(NEW YORK) — As India faced a growing crisis with COVID-19 spreading rapidly through the country, the first U.S. relief to help with the pandemic has began to arrive, including a planeload of badly needed oxygen supplies in New Delhi on Friday.

The initial U.S. aid includes 1,100 cylinders of oxygen that can be refilled, 1,700 oxygen concentrators and multiple large-scale oxygen generation units. The U.S. also is sending 20,000 doses of remdesivir, an antiviral drug that has proven effective in treating COVID-19.

India has specifically requested certain high-priority resources, including oxygen concentrators and ventilators, therapeutics and PPE, as well as testing supplies.

The U.S. first announced that it would send supplies to India on Sunday as the situation worsened. Reported cases have surpassed 18.7 million, and deaths have topped 200,000. The World Health Organization said in a report Wednesday that India accounted for 38% of all globally reported COVID-19 cases last week.

More aid was being sent Friday from Travis Air Force Base in California, and on another flight departing from Dulles International Airport outside Washington Friday evening.

State Department spokesman Ned Price called for the private sector to support the U.S. government’s new efforts and said America’s goal is only to see aid “put to immediate and effective use,” but declined to weigh in on how it should be distributed.

“Our assistance, we hope, will have a catalytic effect on society more broadly, here and around the world, to come to the aid of the Indian people,” Price said Thursday.

Indian External Affairs Minister Subrahmanyam Jaishankar said in a tweet Friday that he had spoken with Secretary of State Antony Blinken about what Indians needed to address the pandemic.
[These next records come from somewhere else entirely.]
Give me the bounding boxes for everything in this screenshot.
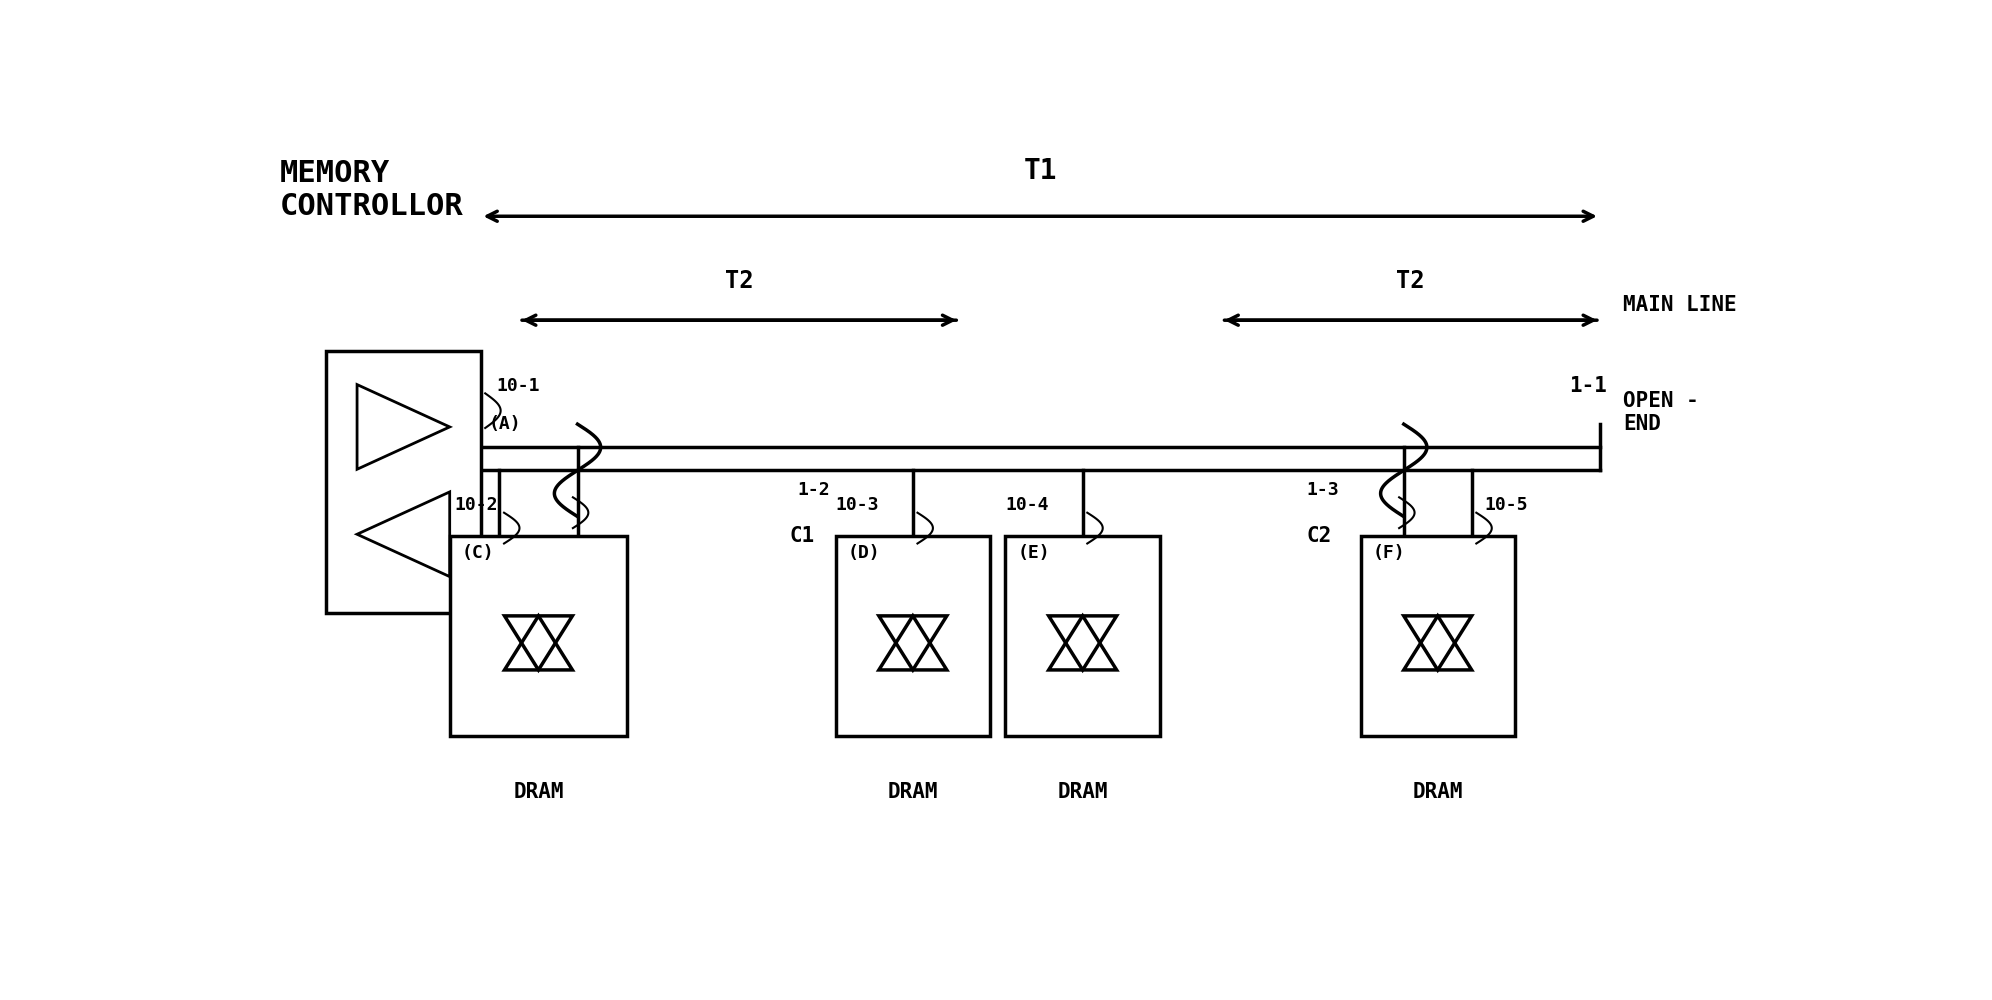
Text: (A): (A) [488, 415, 522, 433]
Text: 1-3: 1-3 [1307, 481, 1339, 499]
Text: T2: T2 [725, 269, 753, 293]
Text: T2: T2 [1396, 269, 1424, 293]
Bar [1006, 536, 1159, 736]
Text: DRAM: DRAM [888, 782, 938, 802]
Bar [450, 536, 627, 736]
Text: 10-5: 10-5 [1484, 496, 1528, 514]
Text: DRAM: DRAM [1412, 782, 1462, 802]
Bar [1361, 536, 1516, 736]
Text: MAIN LINE: MAIN LINE [1623, 295, 1737, 315]
Text: (D): (D) [849, 544, 880, 562]
Text: (F): (F) [1372, 544, 1406, 562]
Text: C1: C1 [789, 526, 815, 546]
Text: OPEN -
END: OPEN - END [1623, 391, 1699, 434]
Text: 1-1: 1-1 [1570, 376, 1608, 396]
Text: (C): (C) [462, 544, 494, 562]
Text: 10-4: 10-4 [1006, 496, 1050, 514]
Text: DRAM: DRAM [514, 782, 564, 802]
Text: T1: T1 [1024, 157, 1058, 185]
Text: 10-1: 10-1 [496, 377, 540, 395]
Text: C2: C2 [1307, 526, 1333, 546]
Text: MEMORY
CONTROLLOR: MEMORY CONTROLLOR [279, 158, 464, 221]
Text: 1-2: 1-2 [797, 481, 831, 499]
Bar [837, 536, 990, 736]
Text: (E): (E) [1018, 544, 1050, 562]
Text: 10-3: 10-3 [837, 496, 878, 514]
Bar [327, 351, 480, 613]
Text: 10-2: 10-2 [454, 496, 498, 514]
Text: DRAM: DRAM [1058, 782, 1108, 802]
Jaishankar said India appreciates the “forthcoming response of the US in this regard.”

The U.S. also is deploying a strike team of public health experts, senior administration officials detailed Monday, to help Indian officials respond to the pandemic. On Wednesday, CDC director Rochelle Walensky said that the crisis in India is “horrifying.”

“CDC has had a very close relationship with infectious disease experts in the Ministry of Health and deploying a strike team this week to go and assist,” Walensky said.

In addition to providing aid, the State Department has approved the voluntary departure of families of U.S diplomatic staff from India. The order is not mandatory, but families can depart on commercial flights. The order could be elevated if the situation grows worse.

The large U.S. diplomatic presence, with five consulates and one embassy, has been affected. One source told ABC News three locally-employed staff members have died in recent weeks.

The State Department has declined to say whether the U.S. would ban travel to India, although travelers from India and any foreign country have to show a negative COVID-19 test within 72 hours before they can board.

Price said at a briefing Thursday that any decision would be made “under the advice of public health professionals at CDC and HHS.”

White House COVID-19 response coordinator Jeff Zients demurred on Friday about whether the Biden administration would impose a travel ban, but did not rule it out.

“So, in terms of travel from India, we remain in very close contact with our foreign counterparts and are continuously monitoring the situation, our current inbound travel precautions and mandatory testing before travel, the quarantine for unvaccinated individuals and the retesting,” Zients said, answering a reporter’s question at a White House briefing.